Dabei sollten wir nicht vergessen, dass wir uns in einem alten Grenzland befinden, wo im 10. Jahrhundert zahlreiche Burgen, Wach- und Wehrtürme gebaut wurden, um die Sicherheit des Gebiets zu gewährleisten. Routen wie jene der Grenzfestungen des Pallars Jussà, mit der Burg Mur als Hauptattraktion, bieten eine gute Gelegenheit, die Geschichte dieses Landstrichs kennen zu lernen.
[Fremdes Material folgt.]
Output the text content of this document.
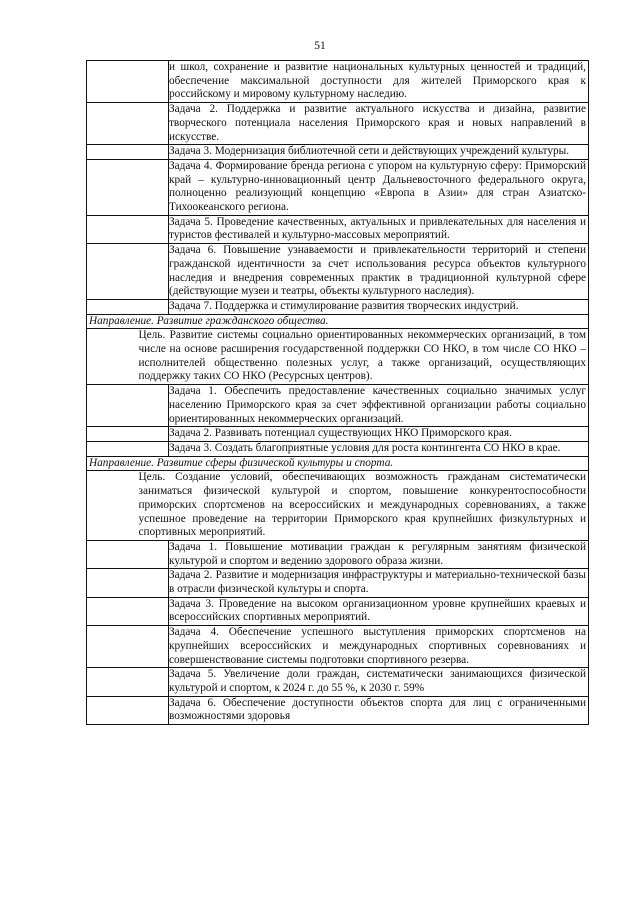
51
	и школ, сохранение и развитие национальных культурных ценностей и традиций, обеспечение максимальной доступности для жителей Приморского края к российскому и мировому культурному наследию.
	Задача 2. Поддержка и развитие актуального искусства и дизайна, развитие творческого потенциала населения Приморского края и новых направлений в искусстве.
	Задача 3. Модернизация библиотечной сети и действующих учреждений культуры.
	Задача 4. Формирование бренда региона с упором на культурную сферу: Приморский край – культурно-инновационный центр Дальневосточного федерального округа, полноценно реализующий концепцию «Европа в Азии» для стран Азиатско-Тихоокеанского региона.
	Задача 5. Проведение качественных, актуальных и привлекательных для населения и туристов фестивалей и культурно-массовых мероприятий.
	Задача 6. Повышение узнаваемости и привлекательности территорий и степени гражданской идентичности за счет использования ресурса объектов культурного наследия и внедрения современных практик в традиционной культурной сфере (действующие музеи и театры, объекты культурного наследия).
	Задача 7. Поддержка и стимулирование развития творческих индустрий.
Направление. Развитие гражданского общества.	

	Цель. Развитие системы социально ориентированных некоммерческих организаций, в том числе на основе расширения государственной поддержки СО НКО, в том числе СО НКО – исполнителей общественно полезных услуг, а также организаций, осуществляющих поддержку таких СО НКО (Ресурсных центров).

	Задача 1. Обеспечить предоставление качественных социально значимых услуг населению Приморского края за счет эффективной организации работы социально ориентированных некоммерческих организаций.
	Задача 2. Развивать потенциал существующих НКО Приморского края.
	Задача 3. Создать благоприятные условия для роста контингента СО НКО в крае.
Направление. Развитие сферы физической культуры и спорта.	

	Цель. Создание условий, обеспечивающих возможность гражданам систематически заниматься физической культурой и спортом, повышение конкурентоспособности приморских спортсменов на всероссийских и международных соревнованиях, а также успешное проведение на территории Приморского края крупнейших физкультурных и спортивных мероприятий.

	Задача 1. Повышение мотивации граждан к регулярным занятиям физической культурой и спортом и ведению здорового образа жизни.
	Задача 2. Развитие и модернизация инфраструктуры и материально-технической базы в отрасли физической культуры и спорта.
	Задача 3. Проведение на высоком организационном уровне крупнейших краевых и всероссийских спортивных мероприятий.
	Задача 4. Обеспечение успешного выступления приморских спортсменов на крупнейших всероссийских и международных спортивных соревнованиях и совершенствование системы подготовки спортивного резерва.
	Задача 5. Увеличение доли граждан, систематически занимающихся физической культурой и спортом, к 2024 г. до 55 %, к 2030 г. 59%
	Задача 6. Обеспечение доступности объектов спорта для лиц с ограниченными возможностями здоровья
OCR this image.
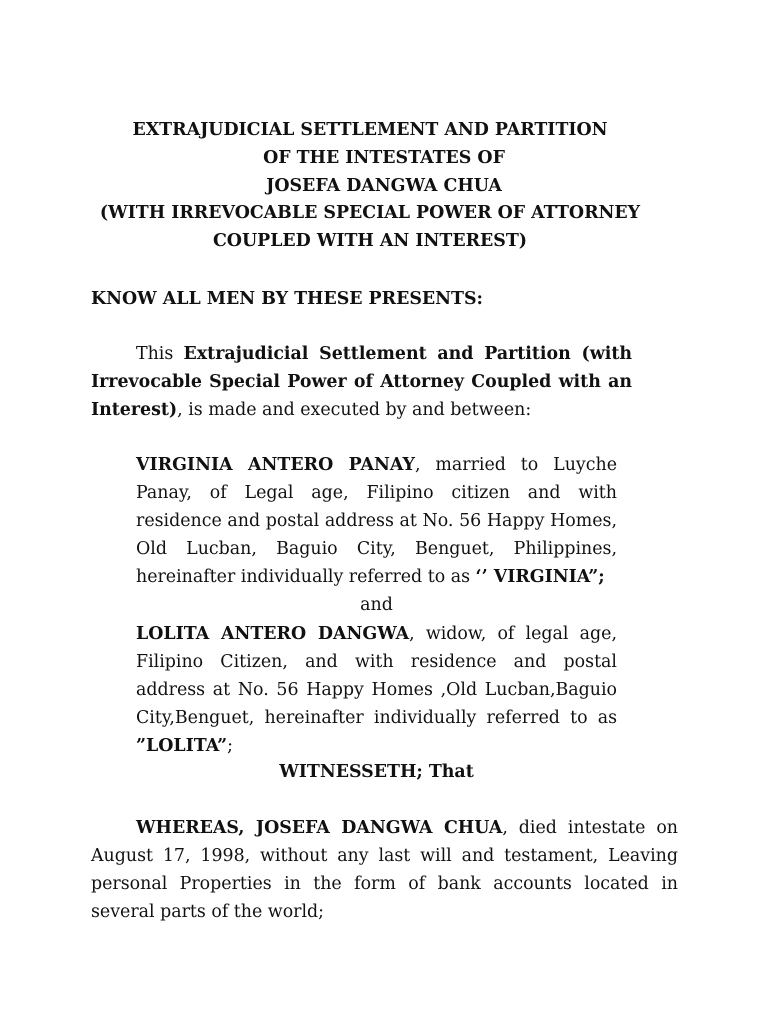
EXTRAJUDICIAL SETTLEMENT AND PARTITION
OF THE INTESTATES OF
JOSEFA DANGWA CHUA
(WITH IRREVOCABLE SPECIAL POWER OF ATTORNEY
COUPLED WITH AN INTEREST)
KNOW ALL MEN BY THESE PRESENTS:
This Extrajudicial Settlement and Partition (with Irrevocable Special Power of Attorney Coupled with an Interest), is made and executed by and between:
VIRGINIA ANTERO PANAY, married to Luyche Panay, of Legal age, Filipino citizen and with residence and postal address at No. 56 Happy Homes, Old Lucban, Baguio City, Benguet, Philippines, hereinafter individually referred to as ‘’ VIRGINIA”;
and
LOLITA ANTERO DANGWA, widow, of legal age, Filipino Citizen, and with residence and postal address at No. 56 Happy Homes ,Old Lucban,Baguio City,Benguet, hereinafter individually referred to as ”LOLITA”;
WITNESSETH; That
WHEREAS, JOSEFA DANGWA CHUA, died intestate on August 17, 1998, without any last will and testament, Leaving personal Properties in the form of bank accounts located in several parts of the world;
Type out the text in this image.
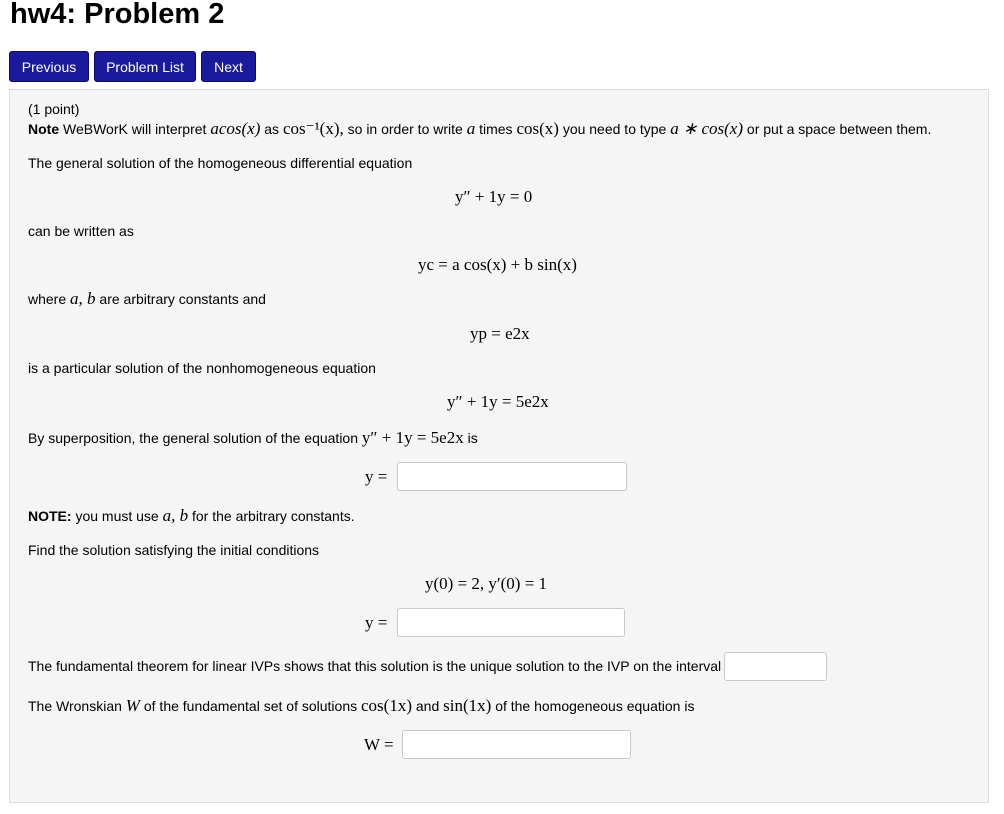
hw4: Problem 2
Previous	Problem List	Next
(1 point)
Note WeBWorK will interpret acos(x) as cos⁻¹(x), so in order to write a times cos(x) you need to type a ∗ cos(x) or put a space between them.
The general solution of the homogeneous differential equation
y″ + 1y = 0
can be written as
yc = a cos(x) + b sin(x)
where a, b are arbitrary constants and
yp = e2x
is a particular solution of the nonhomogeneous equation
y″ + 1y = 5e2x
By superposition, the general solution of the equation y″ + 1y = 5e2x is
y =
NOTE: you must use a, b for the arbitrary constants.
Find the solution satisfying the initial conditions
y(0) = 2, y′(0) = 1
y =
The fundamental theorem for linear IVPs shows that this solution is the unique solution to the IVP on the interval
The Wronskian W of the fundamental set of solutions cos(1x) and sin(1x) of the homogeneous equation is
W =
Weitere Naturschätze und Kulturdenkmäler erwarten uns in der Gemeinde La Vall de Boí, die weltweit für ihre Kunstwerke aus der Romanik bekannt ist. In diesem Pyrenäental befinden sich neun romanische Kirchen, die im 11. und 12. Jahrhundert nach norditalienischem Vorbild im romanisch-lombardischen Baustil errichtet und sich dank ihrer geografischen Isolierung bis in die Gegenwart erhalten haben. Sie zählen heute zum UNESCO-Weltkulturerbe. Wir starten im Besucherzentrum im Dorf Erill la Vall, wo wir die wichtigsten Informationen zum Verständnis des romanischen Ensembles erhalten, das wir in diesem eindrucksvollen Landstrich kennen lernen werden. So gewappnet besichtigen wir die Kirchen von Barruera, Cardet, Coll, Durro, Erill la Vall, Boí und Taüll. Jede einzelne ist einen Besuch wert. Besonders hervorzuheben ist jedoch die Kirche Sant Climent de Taüll. In ihrer Apsis scheint dank moderner Technologien ein Pantokrator zum Leben erweckt zu sein. Mithilfe einer spektakulären Projektion auf die Kirchenwände (Mapping) können die Besucher hier die im Nationalen Kunstmuseum von Katalonien (MNAC) ausgestellten und gleichzeitig jene in der Kirche erhaltenen Wandmalereien sowie eine Reproduktion des gesamten Ensembles, wie es vermutlich bei der Kirchweihe im Jahr 1123 bestand, betrachten. 

Die letzte Station unserer ereignisreichen Reise durch die mittelalterliche Geschichte der katalanischen Pyrenäen führt uns ins Val d’Aran. Auch hier finden sich interessante Sehenswürdigkeiten, vor allem kleine romanische Kirchen mit rustikalem, aber ausdrucksstarkem Steinschmuck, der die Architektur dieser Gebäude zusätzlich unterstreicht. Ein Besuch der einzelnen Dörfer und ihrer romanischen Kirchen ist zweifellos eine ideale Möglichkeit, das Val d’Aran zu erleben und seine mittelalterlichen Kunstschätze, aber auch seine Landschaften, Gebräuche, Traditionen und die eigene Sprache dieser Talschaft zu entdecken.